Sevastopol siege: surrounded and soaked in blood
Ivan Losev was a teenager when the Second World War reached his home. He calls it a nightmare in paradise. The beautiful seaside town of Sevastopol in the Crimea was soaked in blood.
“When the Nazi troops came there, we were evacuated to a bunker on the coast. We sat there for three days. There was no water, so we had to drink sea water,” he recalls. “And there was absolutely no food. But it was too dangerous to go outside. German patrols checked the documents of residents. Those who didn’t have them were immediately shot dead. Those who did were sent to concentration camps.”
Sevastopol was one of the first Soviet cities to feel the bite of the war. The first bombardment happened on June 22, 1941, hours after Hitler officially declared war with the USSR. Sevastopol survived that attack. Five months later, when the German Army had already seized most of Soviet Ukraine, they returned, starting a long painful siege. Thousands of bombs fell on Sevastopol, a strategically-crucial city, which allowed access to the Black Sea. Locals had to hide underground.
For many months, thousands were crammed into small bunkers, waiting to be rescued. But when the Germans got too close, the Soviet military command ordered the underground facilities to be blown up.
Luybov Kotova was a nurse in a war hospital, located in a coal mine near Sevastopol. She managed to get out just minutes before explosive charges were set off, burying hundreds inside.
“We heard gunfire at the door and understood they were here. I looked around me and saw that there were too many wounded. We started to crawl out of the mine. Then I heard a sound of explosion. I ran and heard a roar of an airplane above me. We were shot at from the skies, but I managed to find shelter,” she recalls the moments of horror and despair.
Only in 1987 were top secret documents on the cause of this tragedy de-classified. It was revealed that the hospital inside the Inkerman mine complex also had a huge ammunition storage facility. Soviet generals could not allow the Nazi troops to take control of it.
“Those people had no chance whatsoever of being rescued.
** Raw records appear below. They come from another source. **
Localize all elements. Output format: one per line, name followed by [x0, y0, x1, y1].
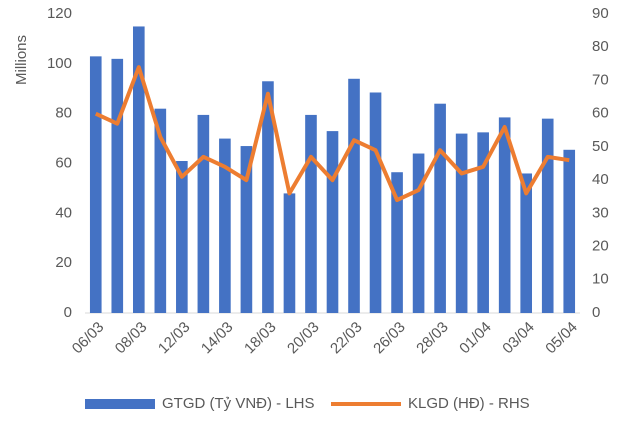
bar: [132, 26, 145, 313]
y-tick-label: 100: [47, 55, 72, 72]
y-axis-label: Millions: [13, 35, 30, 85]
bar: [197, 114, 210, 313]
bar: [262, 81, 274, 314]
x-tick-label: 05/04: [542, 319, 581, 358]
bar: [498, 117, 511, 313]
x-tick-label: 22/03: [327, 319, 366, 358]
y2-tick-label: 90: [592, 5, 609, 22]
y-tick-label: 80: [55, 105, 72, 122]
bar: [154, 108, 167, 313]
line: [94, 65, 570, 203]
x-tick-label: 20/03: [284, 319, 323, 358]
y2-tick-label: 80: [592, 38, 609, 55]
y2-tick-label: 40: [592, 171, 609, 188]
bar: [111, 58, 124, 313]
bar: [369, 92, 382, 313]
x-tick-label: 08/03: [112, 319, 151, 358]
x-tick-label: 06/03: [69, 319, 108, 358]
bar: [240, 146, 253, 313]
bar: [477, 132, 489, 313]
bar: [326, 131, 339, 313]
y-tick-label: 120: [47, 5, 72, 22]
y2-tick-label: 0: [592, 304, 600, 321]
x-tick-label: 12/03: [155, 319, 194, 358]
x-tick-label: 01/04: [456, 319, 495, 358]
bar: [176, 161, 188, 313]
x-tick-label: 14/03: [198, 319, 237, 358]
y2-tick-label: 50: [592, 138, 609, 155]
bar: [541, 118, 554, 314]
y-tick-label: 40: [55, 204, 72, 221]
x-tick-label: 28/03: [413, 319, 452, 358]
bar: [219, 138, 231, 313]
y-tick-label: 0: [64, 304, 72, 321]
bar: [412, 153, 425, 313]
legend-label: GTGD (Tỷ VNĐ) - LHS: [162, 395, 315, 412]
bar: [283, 193, 296, 313]
bar: [563, 149, 576, 313]
y2-tick-label: 30: [592, 204, 609, 221]
y2-tick-label: 20: [592, 238, 609, 255]
y2-tick-label: 10: [592, 271, 609, 288]
bar: [391, 172, 403, 313]
bar: [434, 103, 446, 313]
bar: [455, 133, 468, 313]
legend-label: KLGD (HĐ) - RHS: [408, 395, 530, 412]
legend-swatch: [85, 399, 155, 409]
bar: [520, 173, 533, 313]
y2-tick-label: 60: [592, 105, 609, 122]
y-tick-label: 60: [55, 154, 72, 171]
y-tick-label: 20: [55, 254, 72, 271]
bar: [348, 78, 360, 314]
bar: [305, 114, 317, 313]
x-tick-label: 03/04: [499, 319, 538, 358]
x-tick-label: 18/03: [241, 319, 280, 358]
bar: [89, 56, 102, 313]
x-tick-label: 26/03: [370, 319, 409, 358]
y2-tick-label: 70: [592, 71, 609, 88]
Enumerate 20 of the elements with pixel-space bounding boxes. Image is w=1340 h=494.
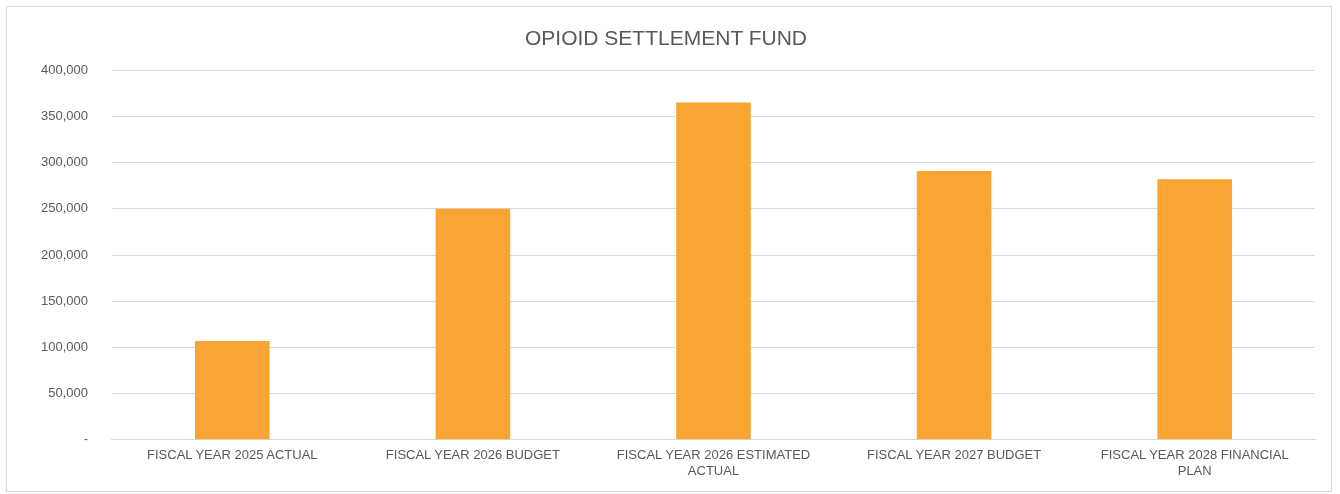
y-tick-label: 50,000	[48, 385, 88, 401]
y-tick-label: 350,000	[40, 107, 88, 123]
y-tick-label: 150,000	[40, 292, 88, 308]
bar	[1157, 179, 1232, 440]
y-tick-label: 300,000	[40, 154, 88, 170]
x-tick-label: FISCAL YEAR 2025 ACTUAL	[147, 447, 318, 463]
y-tick-label: 400,000	[40, 61, 88, 77]
x-tick-label: FISCAL YEAR 2026 ESTIMATED ACTUAL	[616, 447, 811, 478]
y-tick-label: 250,000	[40, 200, 88, 216]
x-tick-label: FISCAL YEAR 2026 BUDGET	[385, 447, 561, 463]
bar	[916, 170, 992, 440]
chart-title: OPIOID SETTLEMENT FUND	[525, 26, 807, 50]
y-tick-label: 200,000	[40, 246, 88, 262]
x-tick-label: FISCAL YEAR 2028 FINANCIAL PLAN	[1100, 447, 1289, 478]
bar	[195, 340, 270, 440]
y-tick-label: 100,000	[40, 338, 88, 354]
bar	[435, 208, 511, 440]
x-tick-label: FISCAL YEAR 2027 BUDGET	[867, 447, 1042, 463]
y-tick-label: -	[83, 431, 88, 447]
bar	[676, 102, 751, 440]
The only escape route was the sea. But by then, the Germans fully controlled the air over Sevastopol and any attempt to evacuate by water would most likely lead to the loss of the fleet. It was a choice of either losing the ammunition stockpile or lose the ships. Both were unacceptable for the Soviet command. But these people would not have been rescued anyway,” says historian Andrey Souystov.
The siege of Sevastopol lasted for more than 250 days. It fell in 1942, to be liberated from the Nazis by the Red Army two years later. Eyewitnesses say the Germans defended relentlessly, unwilling to give up this important port.
Nowadays, Sevastopol remains a strategically crucial place. It is home to the Russian Black Sea fleet. In the city which breathes history of bloodletting battles, they stay to ensure nothing like Sevastopol’s tragedy of 1942 happens ever again.